Com a pandemia, a relação dívida/PIB está batendo na porta dos 100%, percentual inconsistente com países de renda média-baixa. Para se ter uma referência, países de rating igual ao nosso possuem relação média de 72%.
O fato é que por mais que o Brasil já tenha um nível de rating no qual as desconfianças políticas e fiscais estejam, de certa forma, precificadas, é importante o investidor ficar atento ao que essas agências de rating estão considerando como fatores de risco para cortes eventuais nas notas soberanas. A dificuldade na articulação política entre o Congresso e o Executivo é justamente um desses pontos que os analistas apontam como um desafio para a consolidação de um regime fiscal e uma deterioração ainda maior das contas públicas, o que pode levar a um rebaixamento de nota.

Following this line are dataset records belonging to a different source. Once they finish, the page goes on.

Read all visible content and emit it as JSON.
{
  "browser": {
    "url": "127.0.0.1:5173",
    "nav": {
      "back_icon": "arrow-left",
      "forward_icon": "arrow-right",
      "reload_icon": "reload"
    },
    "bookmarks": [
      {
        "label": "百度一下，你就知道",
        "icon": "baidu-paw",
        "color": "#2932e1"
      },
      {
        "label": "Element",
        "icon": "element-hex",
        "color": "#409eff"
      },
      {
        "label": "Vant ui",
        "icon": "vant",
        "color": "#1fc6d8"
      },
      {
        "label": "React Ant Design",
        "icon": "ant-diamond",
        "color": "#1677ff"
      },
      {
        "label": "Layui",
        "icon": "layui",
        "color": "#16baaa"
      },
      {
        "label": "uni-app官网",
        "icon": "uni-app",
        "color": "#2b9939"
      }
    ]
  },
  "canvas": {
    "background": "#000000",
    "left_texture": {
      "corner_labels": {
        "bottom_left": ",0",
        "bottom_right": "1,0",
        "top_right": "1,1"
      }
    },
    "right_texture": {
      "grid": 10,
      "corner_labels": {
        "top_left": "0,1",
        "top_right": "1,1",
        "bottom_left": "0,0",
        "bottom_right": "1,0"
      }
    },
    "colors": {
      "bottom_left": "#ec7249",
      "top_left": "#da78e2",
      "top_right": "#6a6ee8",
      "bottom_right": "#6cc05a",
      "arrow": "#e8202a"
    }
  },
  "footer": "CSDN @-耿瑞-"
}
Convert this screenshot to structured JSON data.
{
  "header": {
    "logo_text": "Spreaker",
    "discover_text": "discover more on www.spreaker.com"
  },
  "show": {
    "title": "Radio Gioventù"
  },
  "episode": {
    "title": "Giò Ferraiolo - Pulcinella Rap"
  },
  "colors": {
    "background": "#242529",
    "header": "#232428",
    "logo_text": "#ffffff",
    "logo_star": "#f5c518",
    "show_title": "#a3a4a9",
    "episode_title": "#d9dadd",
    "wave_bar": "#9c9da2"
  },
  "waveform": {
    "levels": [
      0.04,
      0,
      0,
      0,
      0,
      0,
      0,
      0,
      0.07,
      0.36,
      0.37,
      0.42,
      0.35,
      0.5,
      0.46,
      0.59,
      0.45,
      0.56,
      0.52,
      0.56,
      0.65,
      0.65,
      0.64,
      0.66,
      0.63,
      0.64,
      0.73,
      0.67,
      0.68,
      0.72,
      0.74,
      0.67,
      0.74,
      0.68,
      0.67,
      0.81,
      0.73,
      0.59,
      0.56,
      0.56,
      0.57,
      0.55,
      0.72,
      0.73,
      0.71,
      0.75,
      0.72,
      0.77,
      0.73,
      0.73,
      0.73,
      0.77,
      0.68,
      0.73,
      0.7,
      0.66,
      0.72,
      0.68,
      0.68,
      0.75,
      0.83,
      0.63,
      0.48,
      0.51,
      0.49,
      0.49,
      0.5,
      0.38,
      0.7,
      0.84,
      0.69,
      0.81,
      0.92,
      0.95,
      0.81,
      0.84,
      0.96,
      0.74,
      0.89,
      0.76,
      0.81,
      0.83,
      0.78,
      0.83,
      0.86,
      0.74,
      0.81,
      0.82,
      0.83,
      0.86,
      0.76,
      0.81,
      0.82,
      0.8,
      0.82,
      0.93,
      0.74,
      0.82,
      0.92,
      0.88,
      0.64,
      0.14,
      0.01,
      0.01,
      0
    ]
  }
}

Importante destacar que o rating desempenha papel relevante na alocação de capital global. A entrada do investidor estrangeiro na bolsa brasileira, no fim do ano de 2020, ocorreu muito em virtude de uma diminuição da percepção de risco dos mercados com as notícias de vacina e da continuidade de uma política mais estimulativa por parte de Joe Biden. Ou seja, o investidor estrangeiro não entrou no Brasil porque a situação interna melhorou. Na mesma velocidade, pode também sair. Se o questionamento fiscal se materializar em uma ruptura do “teto dos gastos”, ou em um rebaixamento de rating, o movimento de fuga desse capital pode prejudicar ainda mais a nossa recuperação, com impactos tanto nos índices de bolsa quanto na desvalorização do real, com sequelas sobre a inflação e, consequentemente, na taxa de juro. Sobre ela, projetamos que a Selic suba para 3% a.a. ou pouco mais no ano que vem.
Resumindo, é absolutamente fundamental um esforço fiscal significativo. Sem ele o país se encontrará em uma situação muito complicada, num momento em que a recuperação será essencial para suplantar a adversidade acarretada, não somente pelo coronavírus, mas também por anos de irresponsabilidade com o dinheiro público.
Que neste novo ano, o bom senso e a cautela continuem a nos guiar: sem medos paralisantes, sem euforia. O mundo e o Brasil têm sérios desafios pela frente, mas iremos superá-los. Seja bem-vindo, 2021!